According to the graphs and my analysis, there are some attributes which are the causes of diabetes and
some of them are effects of diabetes. Few of them neither are the cause of diabetes nor the effect of
diabetes. Lets start with pregnancy; one of the causes of diabetes is Pregnancy. There are increased
chances of gestational diabetes if women had symptoms of diabetes during her previous pregnancy. It is
caused by a change in the way a womans body responds to the hormone insulin during her pregnancy. As
the number of times pregnancy increases, then the chance of diabetes goes up with it establishing a direct
correlation between pregnancy and diabetes. As age increases, a chance of increase in diabetes is
observed. Diabetes is mostly observed in elderly people. One of the reason of diabetes in elderly people is
weak immune system because of lack of exercise, proper diet, co-existing health issues and cognitive
complications. Diabetes pedigree function is also an attribute that contributes in diabetes progression.

53
People having diabetes in family history have significantly increased chances of having diabetes in any
part of their life. Body mass index has a specific value for individual of any age and is one of the main
factors contributing to diabetes. Because of obesity many problems arise. Obesity causes abnormal
glucose tolerance in the body that leads to diabetes. Most of the people get diabetes because their weight
is more than their healthy weight range.
There are some attributes which are the effects of diabetes. Lets talk about blood pressure; Diabetes is
the one of the main causes thats leads to high blood pressure. Diabetes plays a role in damaging arteries
and makes their target for hardening. Hardening of arteries cause pressure in arteries hence causes high
blood pressure. Chances of having low blood pressure for a patient having diabetes are very few. On the
other hand, overweight is also a factor which causes blood pressure. Body mass index is also related to
skin fold thickness as the body mass index increases the sin fold thickness increase.
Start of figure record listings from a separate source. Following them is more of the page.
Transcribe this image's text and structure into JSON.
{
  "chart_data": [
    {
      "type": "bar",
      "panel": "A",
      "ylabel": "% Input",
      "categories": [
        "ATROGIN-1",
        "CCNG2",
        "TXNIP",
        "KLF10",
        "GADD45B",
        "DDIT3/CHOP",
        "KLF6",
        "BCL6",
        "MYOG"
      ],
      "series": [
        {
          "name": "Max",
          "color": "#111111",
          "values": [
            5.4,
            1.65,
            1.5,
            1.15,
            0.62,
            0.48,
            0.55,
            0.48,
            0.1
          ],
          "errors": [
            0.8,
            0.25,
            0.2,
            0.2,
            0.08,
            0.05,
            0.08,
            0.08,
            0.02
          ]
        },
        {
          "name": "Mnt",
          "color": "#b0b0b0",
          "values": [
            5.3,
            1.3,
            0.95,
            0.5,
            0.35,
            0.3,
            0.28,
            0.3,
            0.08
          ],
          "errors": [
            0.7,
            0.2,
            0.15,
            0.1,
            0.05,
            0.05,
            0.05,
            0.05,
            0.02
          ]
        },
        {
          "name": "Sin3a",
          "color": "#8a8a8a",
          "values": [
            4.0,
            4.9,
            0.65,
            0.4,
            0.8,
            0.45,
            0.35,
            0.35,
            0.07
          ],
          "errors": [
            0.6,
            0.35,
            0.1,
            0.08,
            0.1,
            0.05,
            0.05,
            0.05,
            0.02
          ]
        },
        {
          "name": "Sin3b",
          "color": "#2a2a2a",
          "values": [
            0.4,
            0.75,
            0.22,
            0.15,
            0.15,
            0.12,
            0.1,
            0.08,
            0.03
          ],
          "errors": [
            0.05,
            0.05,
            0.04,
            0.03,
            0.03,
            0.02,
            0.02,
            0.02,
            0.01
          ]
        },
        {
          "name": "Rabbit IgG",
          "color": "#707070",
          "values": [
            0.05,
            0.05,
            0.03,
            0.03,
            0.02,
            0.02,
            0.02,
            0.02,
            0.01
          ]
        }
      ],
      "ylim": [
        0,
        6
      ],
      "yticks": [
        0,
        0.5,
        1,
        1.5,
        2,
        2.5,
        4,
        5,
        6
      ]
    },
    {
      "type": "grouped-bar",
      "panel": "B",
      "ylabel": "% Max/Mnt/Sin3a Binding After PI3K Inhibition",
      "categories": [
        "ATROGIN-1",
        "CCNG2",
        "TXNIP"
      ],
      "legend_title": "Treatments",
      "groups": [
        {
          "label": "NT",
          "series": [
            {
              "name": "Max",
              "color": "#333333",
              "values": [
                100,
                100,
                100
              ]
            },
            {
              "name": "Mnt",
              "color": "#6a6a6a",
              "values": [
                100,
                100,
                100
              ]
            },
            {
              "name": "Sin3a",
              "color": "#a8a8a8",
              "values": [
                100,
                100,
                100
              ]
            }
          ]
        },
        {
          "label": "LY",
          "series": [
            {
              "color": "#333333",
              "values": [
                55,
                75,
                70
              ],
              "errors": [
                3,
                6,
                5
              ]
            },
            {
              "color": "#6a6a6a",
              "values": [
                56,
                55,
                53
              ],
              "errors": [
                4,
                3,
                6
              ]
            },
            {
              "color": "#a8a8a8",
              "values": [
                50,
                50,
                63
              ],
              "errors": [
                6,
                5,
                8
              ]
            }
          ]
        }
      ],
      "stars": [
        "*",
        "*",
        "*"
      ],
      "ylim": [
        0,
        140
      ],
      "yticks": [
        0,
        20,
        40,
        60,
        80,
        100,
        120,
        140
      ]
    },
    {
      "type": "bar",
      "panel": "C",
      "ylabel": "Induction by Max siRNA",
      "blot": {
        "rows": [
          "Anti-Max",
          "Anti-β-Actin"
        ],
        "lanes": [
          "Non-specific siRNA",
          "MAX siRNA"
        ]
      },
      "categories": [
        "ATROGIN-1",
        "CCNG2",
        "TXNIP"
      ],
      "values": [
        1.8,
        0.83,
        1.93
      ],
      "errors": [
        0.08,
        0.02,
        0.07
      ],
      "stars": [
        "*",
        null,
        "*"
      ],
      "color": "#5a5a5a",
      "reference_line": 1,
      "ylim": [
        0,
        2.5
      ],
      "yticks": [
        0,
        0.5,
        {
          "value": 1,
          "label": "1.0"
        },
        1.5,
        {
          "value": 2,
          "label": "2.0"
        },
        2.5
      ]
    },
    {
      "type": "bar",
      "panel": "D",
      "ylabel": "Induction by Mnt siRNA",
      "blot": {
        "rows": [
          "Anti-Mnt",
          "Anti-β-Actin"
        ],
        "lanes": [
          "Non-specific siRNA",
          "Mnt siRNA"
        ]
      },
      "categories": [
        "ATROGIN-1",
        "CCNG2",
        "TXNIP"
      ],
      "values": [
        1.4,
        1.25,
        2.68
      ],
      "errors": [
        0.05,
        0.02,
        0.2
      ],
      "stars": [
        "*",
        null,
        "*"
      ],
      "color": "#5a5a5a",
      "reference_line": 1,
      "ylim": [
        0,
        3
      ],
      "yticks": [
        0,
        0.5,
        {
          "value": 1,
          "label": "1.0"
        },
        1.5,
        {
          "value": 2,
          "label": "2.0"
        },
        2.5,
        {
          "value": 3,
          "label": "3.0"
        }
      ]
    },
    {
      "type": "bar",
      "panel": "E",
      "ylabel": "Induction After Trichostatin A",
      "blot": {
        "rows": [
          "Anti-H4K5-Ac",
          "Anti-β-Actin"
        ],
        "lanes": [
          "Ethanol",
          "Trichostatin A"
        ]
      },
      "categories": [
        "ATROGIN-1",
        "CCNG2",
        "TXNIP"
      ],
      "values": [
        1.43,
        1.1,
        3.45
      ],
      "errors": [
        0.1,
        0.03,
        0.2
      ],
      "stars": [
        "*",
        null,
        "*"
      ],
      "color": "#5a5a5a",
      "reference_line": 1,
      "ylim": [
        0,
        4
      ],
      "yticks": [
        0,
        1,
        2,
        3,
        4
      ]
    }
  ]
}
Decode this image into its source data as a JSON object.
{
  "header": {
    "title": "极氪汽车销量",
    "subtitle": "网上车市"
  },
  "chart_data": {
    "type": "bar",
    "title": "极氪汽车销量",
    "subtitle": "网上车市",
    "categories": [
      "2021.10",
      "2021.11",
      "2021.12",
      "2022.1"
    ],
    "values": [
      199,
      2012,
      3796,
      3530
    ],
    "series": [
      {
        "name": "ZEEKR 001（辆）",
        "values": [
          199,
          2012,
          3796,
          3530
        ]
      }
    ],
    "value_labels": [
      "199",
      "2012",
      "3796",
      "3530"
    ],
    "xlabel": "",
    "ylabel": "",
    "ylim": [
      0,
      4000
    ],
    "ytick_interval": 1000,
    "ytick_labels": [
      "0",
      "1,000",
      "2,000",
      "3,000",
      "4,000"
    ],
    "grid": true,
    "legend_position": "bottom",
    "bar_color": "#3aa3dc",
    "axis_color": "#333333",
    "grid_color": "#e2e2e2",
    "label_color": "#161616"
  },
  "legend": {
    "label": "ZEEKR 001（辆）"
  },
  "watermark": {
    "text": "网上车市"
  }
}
The serum insulin
and plasma glucose concentration are the tests which are always taken in case of diabetes. If the plasma
glucose concentration of a patient is more than 136 (approx.) the patient is likely to have diabetes but if
the patient has plasma glucose concentration of 199 or more he is confirmed to be a diabetes patient.
Serum insulin is also a test used to check diabetes in a patient. So if there is diabetes, these two tests are
used to know how much the diabetes is and is present or not. When we know the stage of diabetes by the
help of these tests we can easily find a way to treat the patients to overcome the problem of diabetes.